Mumbai: Eldred Tellis, founder-director of Sankalp Rehabilitation Trust and a ray of hope for several hundreds of drug addicts in Mumbai, is a repository of tales of agony.
He recalls the story of Abdul Altaf, 49, who left his village near Bangalore 13 years ago and lived on a street near Mumbai Central railway station, dissolving his anguish with cocaine or brown sugar. Or Sanjay Singh, 38, who ran away from home in Darjeeling at 10 only to end up joining a street gang in Mumbai and abusing drugs.
Sankalp’s four drop-in centres at Mumbai Central, Kurla, Kalyan and Bhiwandi and a community care centre at Islampura offer rehabilitation programmes to about 2,000 junkies like them every year.
Offering help: Director of Sankalp Rehabilitation Trust Eldred Tellis (centre) with co-workers. Tellis says the number of new clients is decreasing, indicating that the spread of HIV/AIDS among drug addicts is not as rampant as earlier. Abhijit Bhatlekar / Mint
In January, Sankalp will complete 15 years of combating the spread of HIV/AIDS among drug users in the city. In 2008, it was among 25 recipients globally of the United Nations’ Red Ribbon Awards.

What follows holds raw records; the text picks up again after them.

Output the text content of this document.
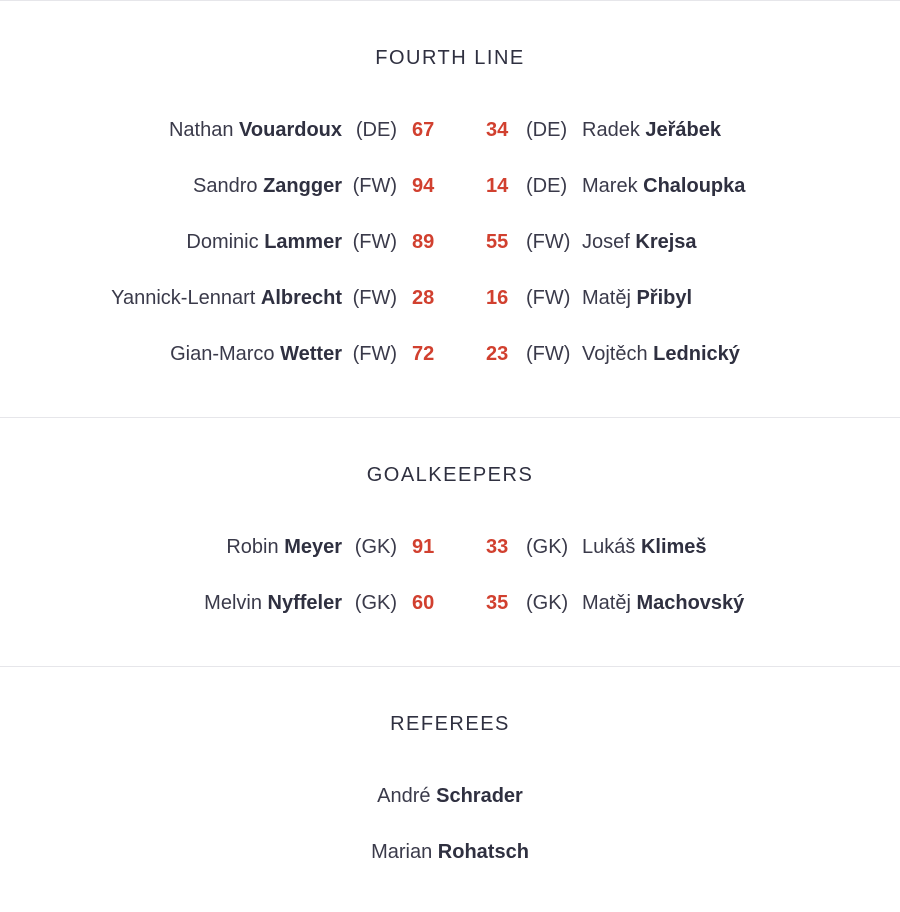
FOURTH LINE
Nathan Vouardoux (DE) 67	34 (DE) Radek Jeřábek
Sandro Zangger (FW) 94	14 (DE) Marek Chaloupka
Dominic Lammer (FW) 89	55 (FW) Josef Krejsa
Yannick-Lennart Albrecht (FW) 28	16 (FW) Matěj Přibyl
Gian-Marco Wetter (FW) 72	23 (FW) Vojtěch Lednický
GOALKEEPERS
Robin Meyer (GK) 91	33 (GK) Lukáš Klimeš
Melvin Nyffeler (GK) 60	35 (GK) Matěj Machovský
REFEREES
André Schrader
Marian Rohatsch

“At least 24% of drug-injecting clients visiting our centres are found to be carriers of the virus as they used to share syringes,” says Tellis. Sharing syringes and needles is a key cause of HIV infection spreading among drug addicts.

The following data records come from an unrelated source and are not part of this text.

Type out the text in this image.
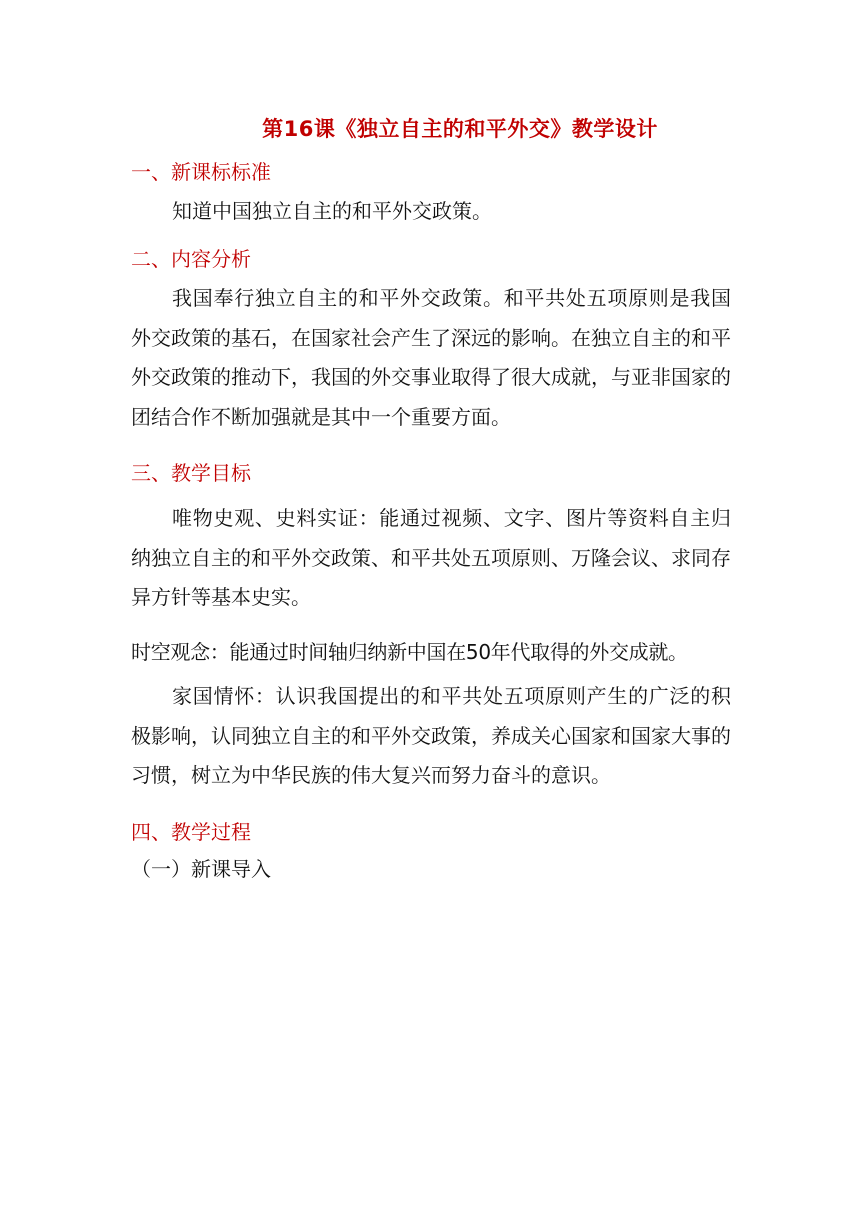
第16课《独立自主的和平外交》教学设计
一、新课标标准
知道中国独立自主的和平外交政策。
二、内容分析
我国奉行独立自主的和平外交政策。和平共处五项原则是我国外交政策的基石，在国家社会产生了深远的影响。在独立自主的和平外交政策的推动下，我国的外交事业取得了很大成就，与亚非国家的团结合作不断加强就是其中一个重要方面。
三、教学目标
唯物史观、史料实证：能通过视频、文字、图片等资料自主归纳独立自主的和平外交政策、和平共处五项原则、万隆会议、求同存异方针等基本史实。
时空观念：能通过时间轴归纳新中国在50年代取得的外交成就。
家国情怀：认识我国提出的和平共处五项原则产生的广泛的积极影响，认同独立自主的和平外交政策，养成关心国家和国家大事的习惯，树立为中华民族的伟大复兴而努力奋斗的意识。
四、教学过程
（一）新课导入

Sankalp was established in 1995 primarily to fight the spread of AIDS among drug users in Mumbai by spreading prevention messages. It has an annual budget of about Rs70 lakh, funded mainly by agencies including the National Aids Control Organisation, the Mumbai District Aids Control Society, Deutscher Ordens International of Germany, Avert Society and the United Nations Educational Scientific and Cultural Organization.
Sankalp also conducts periodical detox camps to wean drug users off their dependencies. “The daily routines in the camps consist of prayer and meditation, work therapy and educational and motivational discourses on positive living, assertiveness, self esteem and communication skills, preventive measures for HIV/AIDS, STI (sexually transmitted infections), TB and personal and environmental hygiene,” says Tellis, who was awarded the Ashoka fellowship in 2008.
Ashoka, a non-profit organization dedicated to finding and fostering social entrepreneurs worldwide, was founded in 1981 by US-based social innovator Bill Drayton. It identifies and supports social entrepreneurs through a venture capital approach.
Sankalp has at least 300 new clients in its syringe exchange programme and 240 injecting drug users opting for substitution. Tellis says the number of new clients is decreasing, indicating the spread of HIV/AIDS among these addicts is not as rampant as earlier.
Sanjay Singh is proof of this change. “I came to know about Sankalp around seven years ago through a staff (member) who was an ex-drug user himself, got inducted to substitution therapy, followed by detox programme. It cleaned me from addiction.” Singh tested positive for HIV while the recovery process was on. “I could stand up again with the help of Sankalp, and it gave me the courage to think about visiting my folks back home.”
But the social stigma, a curse worse than the disease, stops hundreds of Sanjays from making it.